Wednesday, September 12, 2012 by Michael Kanin

Travis County Commissioners have given their bond advisors the okay to refinance a slice of the jurisdiction’s outstanding bond debt. When completed, the effort will likely save taxpayers between $300,000 to $350,000 annually over 12 years.

 

As part of the move, the county will offer a set of taxable municipal bonds for public sale – a rare action made possible by unusual current market conditions. Typically, taxable bonds offer investors a higher return via the imposition of a higher interest rate versus their tax-exempt cousins. Local officials are not as restricted on the use of funds derived from taxable bonds as they are with tax-exempt instruments.

 

However, that paradigm is not reflective of the current situation.
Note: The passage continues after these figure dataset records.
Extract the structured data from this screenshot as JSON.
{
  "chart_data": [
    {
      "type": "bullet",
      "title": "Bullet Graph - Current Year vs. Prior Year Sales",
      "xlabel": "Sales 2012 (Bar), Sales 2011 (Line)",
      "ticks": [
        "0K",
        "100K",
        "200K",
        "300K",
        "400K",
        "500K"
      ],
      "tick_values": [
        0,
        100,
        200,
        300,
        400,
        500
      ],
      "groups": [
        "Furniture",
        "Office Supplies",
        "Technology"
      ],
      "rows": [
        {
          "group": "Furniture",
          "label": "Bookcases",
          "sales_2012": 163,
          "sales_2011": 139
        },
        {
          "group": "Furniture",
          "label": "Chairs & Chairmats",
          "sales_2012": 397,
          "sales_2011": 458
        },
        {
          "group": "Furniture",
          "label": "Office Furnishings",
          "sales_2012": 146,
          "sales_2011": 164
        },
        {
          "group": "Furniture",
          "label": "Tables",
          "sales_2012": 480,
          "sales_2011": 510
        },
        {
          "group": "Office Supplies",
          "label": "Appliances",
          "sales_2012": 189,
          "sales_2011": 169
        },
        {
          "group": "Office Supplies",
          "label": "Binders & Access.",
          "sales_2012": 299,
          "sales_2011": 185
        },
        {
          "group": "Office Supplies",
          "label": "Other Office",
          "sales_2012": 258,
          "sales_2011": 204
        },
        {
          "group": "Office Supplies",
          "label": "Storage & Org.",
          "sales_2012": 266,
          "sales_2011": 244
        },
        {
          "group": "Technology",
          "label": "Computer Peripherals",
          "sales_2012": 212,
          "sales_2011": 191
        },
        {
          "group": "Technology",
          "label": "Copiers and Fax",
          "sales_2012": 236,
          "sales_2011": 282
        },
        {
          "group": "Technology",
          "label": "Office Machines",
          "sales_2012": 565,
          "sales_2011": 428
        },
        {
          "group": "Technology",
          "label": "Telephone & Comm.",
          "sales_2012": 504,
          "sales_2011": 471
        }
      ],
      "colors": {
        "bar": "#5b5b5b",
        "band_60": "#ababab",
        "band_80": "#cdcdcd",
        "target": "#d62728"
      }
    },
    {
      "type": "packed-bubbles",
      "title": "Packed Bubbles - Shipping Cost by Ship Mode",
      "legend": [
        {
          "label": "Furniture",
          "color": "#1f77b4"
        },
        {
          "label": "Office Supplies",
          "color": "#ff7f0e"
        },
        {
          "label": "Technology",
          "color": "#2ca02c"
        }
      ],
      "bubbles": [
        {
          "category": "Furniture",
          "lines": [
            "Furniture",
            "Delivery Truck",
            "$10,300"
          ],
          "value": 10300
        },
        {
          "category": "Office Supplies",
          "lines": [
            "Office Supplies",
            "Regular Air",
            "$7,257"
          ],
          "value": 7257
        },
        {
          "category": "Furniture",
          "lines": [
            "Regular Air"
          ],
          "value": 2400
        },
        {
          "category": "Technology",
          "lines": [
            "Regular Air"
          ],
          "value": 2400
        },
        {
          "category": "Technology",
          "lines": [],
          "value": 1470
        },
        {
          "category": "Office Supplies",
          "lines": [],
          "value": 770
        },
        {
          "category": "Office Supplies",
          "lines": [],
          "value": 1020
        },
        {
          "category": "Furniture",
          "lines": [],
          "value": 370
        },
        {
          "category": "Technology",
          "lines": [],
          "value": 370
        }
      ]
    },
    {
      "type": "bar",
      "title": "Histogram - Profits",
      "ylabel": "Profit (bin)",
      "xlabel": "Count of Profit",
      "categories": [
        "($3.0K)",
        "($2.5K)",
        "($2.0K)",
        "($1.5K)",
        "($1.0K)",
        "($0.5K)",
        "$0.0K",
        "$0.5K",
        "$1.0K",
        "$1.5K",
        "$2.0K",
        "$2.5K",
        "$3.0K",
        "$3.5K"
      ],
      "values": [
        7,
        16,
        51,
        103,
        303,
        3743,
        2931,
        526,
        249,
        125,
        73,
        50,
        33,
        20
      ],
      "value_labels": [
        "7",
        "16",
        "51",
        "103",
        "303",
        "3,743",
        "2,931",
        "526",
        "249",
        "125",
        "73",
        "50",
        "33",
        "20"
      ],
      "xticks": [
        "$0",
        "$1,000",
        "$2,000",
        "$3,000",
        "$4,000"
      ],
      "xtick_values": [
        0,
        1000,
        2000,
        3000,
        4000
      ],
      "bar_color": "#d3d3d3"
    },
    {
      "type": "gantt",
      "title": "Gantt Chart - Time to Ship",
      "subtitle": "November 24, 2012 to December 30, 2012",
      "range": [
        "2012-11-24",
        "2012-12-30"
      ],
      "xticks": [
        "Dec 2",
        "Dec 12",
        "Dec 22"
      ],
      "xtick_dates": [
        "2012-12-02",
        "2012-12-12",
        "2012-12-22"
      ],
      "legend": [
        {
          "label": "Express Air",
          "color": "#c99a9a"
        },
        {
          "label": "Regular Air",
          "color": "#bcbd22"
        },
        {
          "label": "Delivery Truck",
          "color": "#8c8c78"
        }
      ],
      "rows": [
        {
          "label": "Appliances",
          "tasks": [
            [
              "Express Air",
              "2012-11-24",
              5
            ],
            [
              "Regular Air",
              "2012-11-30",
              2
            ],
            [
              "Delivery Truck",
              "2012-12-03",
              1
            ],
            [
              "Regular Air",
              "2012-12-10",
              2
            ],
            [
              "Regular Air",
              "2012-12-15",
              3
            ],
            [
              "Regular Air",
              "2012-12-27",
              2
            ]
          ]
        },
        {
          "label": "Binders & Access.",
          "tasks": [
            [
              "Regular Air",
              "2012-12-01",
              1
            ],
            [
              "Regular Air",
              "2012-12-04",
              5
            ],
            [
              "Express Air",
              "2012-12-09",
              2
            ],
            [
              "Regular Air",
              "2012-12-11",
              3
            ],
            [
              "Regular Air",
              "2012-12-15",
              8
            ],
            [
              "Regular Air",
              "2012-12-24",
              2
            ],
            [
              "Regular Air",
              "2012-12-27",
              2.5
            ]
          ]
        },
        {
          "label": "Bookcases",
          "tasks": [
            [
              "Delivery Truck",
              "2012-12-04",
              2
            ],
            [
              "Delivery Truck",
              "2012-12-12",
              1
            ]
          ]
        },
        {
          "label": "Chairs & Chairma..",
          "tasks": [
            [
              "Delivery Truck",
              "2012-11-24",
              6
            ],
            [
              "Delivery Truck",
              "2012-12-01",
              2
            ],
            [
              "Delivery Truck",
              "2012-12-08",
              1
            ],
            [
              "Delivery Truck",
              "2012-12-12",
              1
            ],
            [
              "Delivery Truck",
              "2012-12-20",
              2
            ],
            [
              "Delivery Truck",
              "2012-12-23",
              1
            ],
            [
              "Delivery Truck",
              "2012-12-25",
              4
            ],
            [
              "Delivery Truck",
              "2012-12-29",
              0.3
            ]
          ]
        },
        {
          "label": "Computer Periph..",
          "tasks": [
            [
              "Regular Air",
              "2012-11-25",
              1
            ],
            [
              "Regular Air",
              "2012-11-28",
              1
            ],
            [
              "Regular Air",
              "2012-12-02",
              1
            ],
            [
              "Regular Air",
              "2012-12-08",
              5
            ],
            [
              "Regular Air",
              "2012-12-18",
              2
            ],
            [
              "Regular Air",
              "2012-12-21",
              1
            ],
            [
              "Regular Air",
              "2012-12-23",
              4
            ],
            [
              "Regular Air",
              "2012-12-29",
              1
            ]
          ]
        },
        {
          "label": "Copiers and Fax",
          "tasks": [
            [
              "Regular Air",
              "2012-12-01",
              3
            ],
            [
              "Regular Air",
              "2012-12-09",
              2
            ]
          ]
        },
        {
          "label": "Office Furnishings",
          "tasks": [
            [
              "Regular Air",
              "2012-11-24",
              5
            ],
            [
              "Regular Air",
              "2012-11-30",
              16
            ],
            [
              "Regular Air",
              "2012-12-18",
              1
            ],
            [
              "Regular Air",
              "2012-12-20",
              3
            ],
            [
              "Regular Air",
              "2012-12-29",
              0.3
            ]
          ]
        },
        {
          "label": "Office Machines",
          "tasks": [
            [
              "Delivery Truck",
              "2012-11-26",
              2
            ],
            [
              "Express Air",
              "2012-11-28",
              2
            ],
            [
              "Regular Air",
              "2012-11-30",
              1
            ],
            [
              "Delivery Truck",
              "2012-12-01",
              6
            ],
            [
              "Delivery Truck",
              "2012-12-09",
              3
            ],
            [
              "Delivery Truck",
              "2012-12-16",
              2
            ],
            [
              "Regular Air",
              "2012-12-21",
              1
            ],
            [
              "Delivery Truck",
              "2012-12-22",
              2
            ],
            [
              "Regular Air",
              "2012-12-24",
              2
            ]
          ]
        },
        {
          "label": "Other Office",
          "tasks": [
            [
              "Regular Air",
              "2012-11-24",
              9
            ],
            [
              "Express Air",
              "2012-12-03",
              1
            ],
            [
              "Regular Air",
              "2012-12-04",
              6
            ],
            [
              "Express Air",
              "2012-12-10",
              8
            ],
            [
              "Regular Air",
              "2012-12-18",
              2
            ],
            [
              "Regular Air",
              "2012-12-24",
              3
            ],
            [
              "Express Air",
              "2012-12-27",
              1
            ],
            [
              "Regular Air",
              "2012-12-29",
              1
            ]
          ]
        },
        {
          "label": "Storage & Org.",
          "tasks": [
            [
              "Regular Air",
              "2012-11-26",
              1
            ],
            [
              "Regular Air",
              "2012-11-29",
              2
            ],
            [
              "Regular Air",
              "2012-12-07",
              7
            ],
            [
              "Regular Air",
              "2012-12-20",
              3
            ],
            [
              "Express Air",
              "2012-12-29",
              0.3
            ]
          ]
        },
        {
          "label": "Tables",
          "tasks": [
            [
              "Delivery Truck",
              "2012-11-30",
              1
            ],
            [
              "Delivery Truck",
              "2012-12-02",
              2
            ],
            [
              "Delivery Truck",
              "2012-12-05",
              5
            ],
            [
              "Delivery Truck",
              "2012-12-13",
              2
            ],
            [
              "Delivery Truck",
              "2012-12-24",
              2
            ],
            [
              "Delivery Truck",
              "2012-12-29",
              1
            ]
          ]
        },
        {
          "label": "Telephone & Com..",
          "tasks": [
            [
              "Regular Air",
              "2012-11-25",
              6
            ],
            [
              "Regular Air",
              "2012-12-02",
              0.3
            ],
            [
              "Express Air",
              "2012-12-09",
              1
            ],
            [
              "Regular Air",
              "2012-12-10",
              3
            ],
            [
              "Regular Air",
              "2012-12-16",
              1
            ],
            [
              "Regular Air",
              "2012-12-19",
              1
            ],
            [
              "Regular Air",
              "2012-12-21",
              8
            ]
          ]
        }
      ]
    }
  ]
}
According to county bond advisor Ladd Pattillo, lower interest rates allowed county officials to pursue the idea of issuing taxable bonds. “The yield curves today between taxable and tax-exempt bonds are so close that we can actually sell taxable bonds to refund our 2004 refunding bonds,” he said on Tuesday. 

 

Should market conditions persist, Travis officials could theoretically use taxable bonds as part of their funding efforts for the prospective downtown Civil and Family Courthouse – or any other project that would feature private involvement. The use of tax-exempt bonds precludes participation from private entities.

 

Pattillo reminded commissioners that he had been watching the bond markets for nearly a year in advance of Tuesday’s pitch to refund the selection of tax-exempt bonds. “Because we collectively didn’t believe that interest rates had any kind of pressure rising on us that we could save money by waiting,” he said. “By waiting until now, we probably saved in excess of $500,000 on negative arbitrage.”

 

Pattillo and his colleagues determined that now would be the best time to pull the trigger on a deal, and he urged commissioners to give him the authority to proceed.

 

There is, however, a slight complication. Before moving to their current location at 700 Lavaca, commissioners posted notices for budget and tax hearings with the address of their former Commissioners Court room. Just before Tuesday’s hearing, Travis County Attorney David Escamilla informed the county’s bond advisory team that he would have to seek formal approval for the bond issuance at the old spot. Such a move could delay formal approval for the bonds by two weeks.

 

Pattillo noted that he would prefer if the commissioners gave him “the thumbs up” Tuesday, so that he could begin the process of getting the county’s bonds to market, something that could take two-to-three-weeks.  In the end, commissioners granted Pattillo the authority to begin a move toward the market in preparation for final approval of the bond sales on Sept. 25.

 

All told, Travis County is looking to refund roughly $61 million in existing bonds. According to documents filed with commissioners, $23 million of those funds will come from taxable bond sales. The money raised by the sales will go to pay off existing debt.

 

Pattillo reported that the county had been approached by external firms that hoped to handle the bond sales, in the case of both the taxable and tax-exempt packages.